The highlights of the study include:
- For approximately 15 percent of those abused during pregnancy, the abuse actually increased during that time.
- For approximately a third of the women — who entered pregnancy with a history of being battered — the abuse decreased during what the authors called a “protective period.”
- For the remaining roughly 52 percent of victims, the abuse continued at the same rate.
- Risk factors associated with higher rates of abuse during pregnancy include a young age, single relationship status, minority race/ethnicity and poverty.
- Depression is the most common mental health consequence of intimate partner violence during pregnancy, with nearly 40 percent of victims reporting symptoms. Post-traumatic stress disorder is also a common consequence.
- Several studies indicate that the most severe consequences of abuse during pregnancy are homicide and suicide.
- Research supports the conclusion that domestic abuse during pregnancy increases the incidence of low birth weight and preterm birth.
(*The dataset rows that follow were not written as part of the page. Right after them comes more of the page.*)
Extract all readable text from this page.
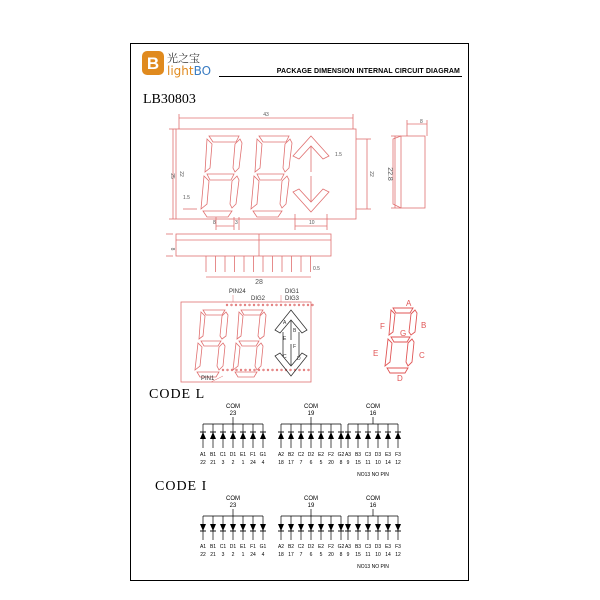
B 光之宝
lightBO	PACKAGE DIMENSION INTERNAL CIRCUIT DIAGRAM
LB30803
43
25 22	22
1.5
1.5
8	3	10
8
22.8
8
28
0.5
PIN24	DIG1
DIG2	DIG3
PIN1
A
B
E
F
C D
A
B
C
D
E
F
G
CODE L
CODE I
COM
23
A1
22
B1
21
C1
3
D1
2
E1
1
F1
24
G1
4
COM
19
A2
18
B2
17
C2
7
D2
6
E2
5
F2
20
G2
8
COM
16
A3
9
B3
15
C3
11
D3
10
E3
14
F3
12
NO13 NO PIN
COM
23
A1
22
B1
21
C1
3
D1
2
E1
1
F1
24
G1
4
COM
19
A2
18
B2
17
C2
7
D2
6
E2
5
F2
20
G2
8
COM
16
A3
9
B3
15
C3
11
D3
10
E3
14
F3
12
NO13 NO PIN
- In a large sample of women attending family practice clinics in South Carolina, abuse during pregnancy was significantly associated with an increased risk of perinatal death. (“Perinatal” broadly means the time from when a woman becomes pregnant to the time the infant turns 1.)
- Routine screening for domestic abuse by health care workers could identify women at risk or experiencing domestic abuse and lead to interventions that could reduce the violence and improve maternal and child outcomes.
On the other hand, the concern with requiring health care providers to screen for domestic abuse is that it might lead some women to not seek health care.
Theories why violence can increase during pregnancy
In non-academic literature, several reasons routinely are suggested for why domestic assault can increase during pregnancy. They include:
- Women might be financially dependent and can’t support themselves and their baby. They become more tolerant of the abuse and are less likely to leave.
- They don’t want their goal of parenting together to change.
- Pregnant women are more vulnerable. They don’t just need to protect themselves but their baby, too. Perpetrators know this.
- Male partners might view the unborn baby as a threat because the mother might love the baby more than the partner and might focus more on the baby.
- The man might believe the baby is not his, creating tension between him and the baby. Jealousy can escalate during pregnancy to accusations that the woman had an affair.
- He might blame the baby for interruptions in their sex life.
- The male partner knows things will change and fears what the future might look like.